5 de Diciembre del 2017 - José Luis Velasco Coto (Gijón)

Tenía yo casi diez años cuando el Ejército nacional entró en Sama de Langreo y gran parte de la población empezó a pedirles que buscaran a sus desaparecidos; unos presos y otros fatalmente fusilados. Entre empleados del Ayuntamiento y otros, desaparecieron sesenta hombres jóvenes en una sola noche, sólo en Sama.

A la sazón estaba preso en el cuartel de Regulares, frente al parque Dorado de Sama, un miliciano llamado Pepe Carcedo, al que los familiares de los desaparecidos le iban a preguntar dónde estaban. Él se prestó voluntariamente a decir todo lo que sabía. Entre el grupo de guajes que todos los días nos sentábamos delante del cuartel (en el Parque) porque a todos nos intrigaba lo de la “capilla ardiente” que decían los periódicos y nosotros creímos que era una capilla que ardía con fuego. Pero no, era sencillamente una celda donde esperaba el reo su castigo. Entre nosotros había uno que se llamaba “Pepín el Americanu”, que tenía un pequeño comercio en la plaza de los chorizos; tenía una hermana que se llamaba Pili, y ambos esperaban que saliera su madre del cuartel. Su madre, igual que muchas mujeres, hacían cola para preguntar a Pepe por el paradero de sus maridos. Cuando salió, tanto Pepín como Pili fueron corriendo hacia ella para preguntarle lo que sabía.

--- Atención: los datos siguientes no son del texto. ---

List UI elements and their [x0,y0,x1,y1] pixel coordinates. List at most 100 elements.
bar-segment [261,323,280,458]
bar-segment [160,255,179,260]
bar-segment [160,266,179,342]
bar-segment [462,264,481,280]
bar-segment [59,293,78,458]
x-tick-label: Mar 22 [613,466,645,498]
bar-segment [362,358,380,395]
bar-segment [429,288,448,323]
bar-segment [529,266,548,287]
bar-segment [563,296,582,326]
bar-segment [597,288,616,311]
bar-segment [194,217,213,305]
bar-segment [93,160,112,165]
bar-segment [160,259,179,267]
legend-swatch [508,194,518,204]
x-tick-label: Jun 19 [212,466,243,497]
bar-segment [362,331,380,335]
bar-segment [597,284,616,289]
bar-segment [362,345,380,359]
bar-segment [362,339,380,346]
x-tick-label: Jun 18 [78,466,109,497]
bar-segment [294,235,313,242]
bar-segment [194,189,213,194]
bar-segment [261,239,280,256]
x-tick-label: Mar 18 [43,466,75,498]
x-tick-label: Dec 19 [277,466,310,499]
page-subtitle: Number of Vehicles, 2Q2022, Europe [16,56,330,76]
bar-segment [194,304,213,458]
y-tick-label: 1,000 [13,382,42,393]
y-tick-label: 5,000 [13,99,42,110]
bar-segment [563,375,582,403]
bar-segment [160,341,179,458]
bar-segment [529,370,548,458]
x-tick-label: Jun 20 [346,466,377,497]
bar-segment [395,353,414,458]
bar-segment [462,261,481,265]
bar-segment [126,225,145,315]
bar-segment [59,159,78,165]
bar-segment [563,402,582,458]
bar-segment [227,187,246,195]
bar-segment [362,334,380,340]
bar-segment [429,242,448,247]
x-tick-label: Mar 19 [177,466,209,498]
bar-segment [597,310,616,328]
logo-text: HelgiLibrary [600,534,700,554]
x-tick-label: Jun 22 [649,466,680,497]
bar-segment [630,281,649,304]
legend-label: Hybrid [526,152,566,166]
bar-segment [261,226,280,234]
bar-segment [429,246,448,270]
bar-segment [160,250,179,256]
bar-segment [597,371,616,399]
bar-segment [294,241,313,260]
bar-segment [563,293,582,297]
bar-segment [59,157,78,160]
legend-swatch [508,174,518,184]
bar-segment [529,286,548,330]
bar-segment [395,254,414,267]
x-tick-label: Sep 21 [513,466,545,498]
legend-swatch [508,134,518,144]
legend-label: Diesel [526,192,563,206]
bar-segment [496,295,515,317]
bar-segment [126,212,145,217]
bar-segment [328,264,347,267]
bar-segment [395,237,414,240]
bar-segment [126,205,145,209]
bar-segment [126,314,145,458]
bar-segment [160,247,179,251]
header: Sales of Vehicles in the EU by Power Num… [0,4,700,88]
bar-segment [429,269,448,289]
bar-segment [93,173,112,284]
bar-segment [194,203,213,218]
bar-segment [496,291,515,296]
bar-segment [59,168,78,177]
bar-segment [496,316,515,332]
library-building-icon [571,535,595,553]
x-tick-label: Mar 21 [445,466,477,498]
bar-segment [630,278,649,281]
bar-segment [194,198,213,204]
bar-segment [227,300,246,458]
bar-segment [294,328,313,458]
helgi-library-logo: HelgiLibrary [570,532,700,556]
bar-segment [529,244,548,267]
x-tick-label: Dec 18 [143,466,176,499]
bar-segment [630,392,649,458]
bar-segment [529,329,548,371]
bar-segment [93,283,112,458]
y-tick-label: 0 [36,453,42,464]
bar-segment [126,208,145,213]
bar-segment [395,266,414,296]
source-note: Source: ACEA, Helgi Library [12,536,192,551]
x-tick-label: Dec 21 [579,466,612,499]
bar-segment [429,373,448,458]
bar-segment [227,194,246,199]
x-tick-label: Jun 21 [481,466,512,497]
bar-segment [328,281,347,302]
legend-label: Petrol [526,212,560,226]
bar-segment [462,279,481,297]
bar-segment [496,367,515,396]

Por lo visto, Carcedo le dijo que ellos no lo habían fusilado, que fueron los de Pola de Lena y que no sabía lo que hicieron con el cadáver.

Así que leyendo en LA NUEVA ESPAÑA que van a descubrir una supuesta fosa de fusilados, en Pola de Lena, a ver si descubren el cadáver del padre de Pepín y de Pili. ¡Qué pena! que ya no están con nosotros, fallecieron (de enfermedad) hace poco, relativamente.

Ahora explicaré por qué estaba esta familia en Pola de Lena: el padre de Pepín había venido hacía poco de América y puso un comercio de ultramarinos en la plaza de los chorizos, en Sama. Un miliciano amigo de la familia los avisó de que al día siguiente vendrían a por él. Sin más pérdida de tiempo, se fue a ver a “Pascual el Gitano”, que tenía su troupe en un patio cercano, y éste le facilitó un carro y un caballo para que se marchara lejos. Rápidamente, con la ayuda de los hijos de Pascual, metieron en el carro ropa y algo de comer y se marcharon por la carretera de Mieres en dirección a León. Al llegar a Pola de Lena, cansados y rendidos del traqueteo de carro, quisieron parar a saludar a unos parientes y descansar un poco antes de afrontar el Pajares. Pero la fatalidad quiso que un grupo de milicianos se fijara en el carro y, buscando a sus dueños, dieron con la mujer del “Americanu”. Le preguntaran por su marido; les dijo que estaba durmiendo. Ellos insistieron en que bajara; cuando bajó, sin mediar palabra, lo esposaron y le permitieron dar un beso a sus hijos. Lo llevaron y nunca más se supo, por mucho que indagó su familia, al terminar la guerra.